Linux Mail Command Guide


1. Basic mail Command Usage

1.1 Send an Email

mail -s "Subject" recipient@example.com
  • Type the message, then press Ctrl+D to send.

  • Example:

    mail -s "Hello" user1@example.com
    This is a test email.
    (Press Ctrl+D)
    

1.2 Send from a File

mail -s "Subject" recipient@example.com < message.txt

Example:

echo "This is the email body" > body.txt
mail -s "Test Email" user1@example.com < body.txt

1.3 Specify Sender (From Address)

mail -s "Subject" -r "sender@example.com" recipient@example.com

Example:

mail -s "Meeting" -r "admin@company.com" user1@example.com

2. Reading Emails with mail

2.1 View Your Mailbox

mail

Commands inside mail: - Enter → View next message. - d <num> → Delete message (e.g., d 1). - u <num> → Undelete message. - q → Quit (saves changes). - x → Quit (discards changes).

2.2 View Another User’s Mail (as Root)

sudo mail -u username

Example:

sudo mail -u alice

3. Advanced mail Command Options

3.1 Send to Multiple Recipients

mail -s "Subject" user1@example.com,user2@example.com

Example:

mail -s "Team Update" alice@example.com,bob@example.com

3.2 Add CC and BCC

mail -s "Subject" -c "cc@example.com" -b "bcc@example.com" recipient@example.com
  • -c → Carbon Copy.

  • -b → Blind Carbon Copy (hidden from others).
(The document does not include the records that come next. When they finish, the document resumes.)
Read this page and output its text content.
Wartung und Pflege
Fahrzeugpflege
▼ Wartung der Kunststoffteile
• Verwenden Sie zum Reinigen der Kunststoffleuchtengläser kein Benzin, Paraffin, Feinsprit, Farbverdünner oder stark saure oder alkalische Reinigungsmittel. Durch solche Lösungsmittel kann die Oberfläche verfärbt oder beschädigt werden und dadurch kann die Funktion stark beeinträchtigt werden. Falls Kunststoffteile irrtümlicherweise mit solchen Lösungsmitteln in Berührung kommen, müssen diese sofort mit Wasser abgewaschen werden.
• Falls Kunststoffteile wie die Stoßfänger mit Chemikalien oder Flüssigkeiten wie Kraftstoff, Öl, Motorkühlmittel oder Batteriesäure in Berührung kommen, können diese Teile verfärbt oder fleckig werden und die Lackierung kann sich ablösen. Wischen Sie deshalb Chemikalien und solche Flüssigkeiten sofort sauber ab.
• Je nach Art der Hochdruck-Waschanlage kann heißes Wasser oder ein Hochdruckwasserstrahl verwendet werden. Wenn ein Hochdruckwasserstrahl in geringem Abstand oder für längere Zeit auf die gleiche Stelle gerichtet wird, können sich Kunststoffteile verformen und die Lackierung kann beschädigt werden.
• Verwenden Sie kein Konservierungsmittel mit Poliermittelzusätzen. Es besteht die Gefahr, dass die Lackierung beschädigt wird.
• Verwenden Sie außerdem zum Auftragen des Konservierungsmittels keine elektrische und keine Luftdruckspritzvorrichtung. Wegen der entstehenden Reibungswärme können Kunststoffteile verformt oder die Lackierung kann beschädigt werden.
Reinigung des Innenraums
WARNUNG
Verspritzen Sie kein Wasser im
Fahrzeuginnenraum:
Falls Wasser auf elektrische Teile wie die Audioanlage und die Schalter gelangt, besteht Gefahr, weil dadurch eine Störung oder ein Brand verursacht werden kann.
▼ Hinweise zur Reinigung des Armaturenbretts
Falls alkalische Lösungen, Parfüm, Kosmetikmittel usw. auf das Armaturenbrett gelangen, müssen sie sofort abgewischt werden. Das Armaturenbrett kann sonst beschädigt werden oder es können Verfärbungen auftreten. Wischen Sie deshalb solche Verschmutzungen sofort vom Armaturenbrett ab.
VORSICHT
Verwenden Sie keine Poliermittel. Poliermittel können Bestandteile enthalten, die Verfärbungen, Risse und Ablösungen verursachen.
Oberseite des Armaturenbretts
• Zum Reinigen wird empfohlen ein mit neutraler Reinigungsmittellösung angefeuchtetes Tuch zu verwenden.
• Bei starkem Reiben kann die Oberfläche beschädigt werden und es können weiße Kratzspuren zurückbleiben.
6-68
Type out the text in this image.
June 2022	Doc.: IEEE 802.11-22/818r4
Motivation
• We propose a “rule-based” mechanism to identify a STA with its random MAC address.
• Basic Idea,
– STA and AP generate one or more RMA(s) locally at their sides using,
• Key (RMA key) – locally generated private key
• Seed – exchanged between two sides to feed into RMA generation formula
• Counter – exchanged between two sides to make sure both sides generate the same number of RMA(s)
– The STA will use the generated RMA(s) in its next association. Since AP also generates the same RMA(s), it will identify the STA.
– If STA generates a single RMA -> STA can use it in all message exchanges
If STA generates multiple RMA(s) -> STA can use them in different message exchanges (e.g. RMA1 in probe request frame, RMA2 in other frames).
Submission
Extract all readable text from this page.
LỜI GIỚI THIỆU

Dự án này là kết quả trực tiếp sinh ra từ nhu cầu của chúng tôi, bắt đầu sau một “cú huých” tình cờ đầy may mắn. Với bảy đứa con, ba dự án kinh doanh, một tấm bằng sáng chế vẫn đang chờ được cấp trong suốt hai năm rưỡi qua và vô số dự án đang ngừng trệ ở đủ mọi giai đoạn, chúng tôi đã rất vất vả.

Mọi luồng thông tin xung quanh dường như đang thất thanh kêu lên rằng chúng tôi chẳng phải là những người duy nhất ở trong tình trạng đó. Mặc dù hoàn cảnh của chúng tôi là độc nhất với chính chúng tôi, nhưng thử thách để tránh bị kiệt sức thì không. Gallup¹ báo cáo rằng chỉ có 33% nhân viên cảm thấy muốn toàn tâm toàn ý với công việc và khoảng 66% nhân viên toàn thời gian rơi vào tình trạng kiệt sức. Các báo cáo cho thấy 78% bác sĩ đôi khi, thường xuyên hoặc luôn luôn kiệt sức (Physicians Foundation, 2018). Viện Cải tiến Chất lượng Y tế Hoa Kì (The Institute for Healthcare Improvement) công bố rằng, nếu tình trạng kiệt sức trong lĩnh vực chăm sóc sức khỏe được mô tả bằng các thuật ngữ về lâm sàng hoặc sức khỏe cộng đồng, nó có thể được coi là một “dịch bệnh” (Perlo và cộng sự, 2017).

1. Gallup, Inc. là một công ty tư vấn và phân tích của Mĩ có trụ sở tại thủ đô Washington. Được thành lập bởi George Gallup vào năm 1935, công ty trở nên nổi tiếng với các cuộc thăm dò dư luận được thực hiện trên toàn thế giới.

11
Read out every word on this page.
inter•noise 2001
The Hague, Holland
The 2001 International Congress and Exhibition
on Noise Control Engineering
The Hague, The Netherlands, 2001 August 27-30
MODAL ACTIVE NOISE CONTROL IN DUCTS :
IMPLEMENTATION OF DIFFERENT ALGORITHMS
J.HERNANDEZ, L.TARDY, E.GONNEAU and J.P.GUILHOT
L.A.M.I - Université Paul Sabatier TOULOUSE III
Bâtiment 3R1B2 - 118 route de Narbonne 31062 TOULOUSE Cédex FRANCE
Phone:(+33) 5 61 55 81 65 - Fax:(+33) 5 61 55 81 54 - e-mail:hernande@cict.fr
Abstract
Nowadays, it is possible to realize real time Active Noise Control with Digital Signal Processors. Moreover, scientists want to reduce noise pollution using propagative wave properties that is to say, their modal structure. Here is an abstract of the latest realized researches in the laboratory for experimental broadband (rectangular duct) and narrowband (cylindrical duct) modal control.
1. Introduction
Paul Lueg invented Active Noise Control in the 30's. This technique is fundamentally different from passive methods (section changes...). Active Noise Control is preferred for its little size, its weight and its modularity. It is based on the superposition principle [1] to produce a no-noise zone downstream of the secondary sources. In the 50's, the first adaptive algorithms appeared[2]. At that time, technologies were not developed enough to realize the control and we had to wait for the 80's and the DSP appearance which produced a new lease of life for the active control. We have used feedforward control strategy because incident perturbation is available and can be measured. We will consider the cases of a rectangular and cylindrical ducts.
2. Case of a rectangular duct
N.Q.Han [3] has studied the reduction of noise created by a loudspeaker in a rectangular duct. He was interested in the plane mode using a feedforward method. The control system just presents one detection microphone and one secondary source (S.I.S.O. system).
3.3 Attachments (Using uuencode)

uuencode file.txt file.txt | mail -s "File Attached" user@example.com

Example:

uuencode report.pdf report.pdf | mail -s "Report" alice@example.com

4. Scripting with mail

4.1 Automated Email from Bash Script

#!/bin/bash
SUBJECT="System Alert"
TO="admin@example.com"
BODY="Disk space is running low!"

echo "$BODY" | mail -s "$SUBJECT" "$TO"

4.2 Send Command Output via Email

df -h | mail -s "Disk Usage Report" admin@example.com

Example (send top output):

top -b -n 1 | mail -s "Top Processes" admin@example.com

5. Troubleshooting

5.1 Check if mail is Installed

which mail

Installation:

  • Debian/Ubuntu:

    sudo apt install mailutils
    
  • RHEL/CentOS:

    sudo yum install mailx
    

5.2 Check Mail Queue

mailq # For Sendmail
postqueue -p # For Postfix

5.3 Find Mail Logs

tail -f /var/log/mail.log # Debian/Ubuntu
tail -f /var/log/maillog # RHEL/CentOS

6. Alternative Mail Clients

Command

Description

mutt

Advanced CLI email client

alpine

User-friendly terminal mail

thunder-

bird

GUI mail client

Example using mutt:

sudo apt install mutt # Install
mutt -f /var/mail/$USER # Open mailbox

7. Summary Cheat Sheet

Command

Description

mail -s "Sub" user@ex.com

Send email

mail -u username

Read another user’s mail (root)

echo "Hi" | mail -s "Test" user@ex.com

Pipe message

uuencode file.txt file.txt | mail ...

Send attachment

mailq

Check mail queue

tail /var/log/maillog

Debug mail issues


Notes:

  • The mail command is lightweight but lacks modern features (e.g., HTML emails).

  • For scripting, it’s reliable (e.g., cron jobs, alerts).

  • For advanced usage, consider mutt, sendmail, or Postfix.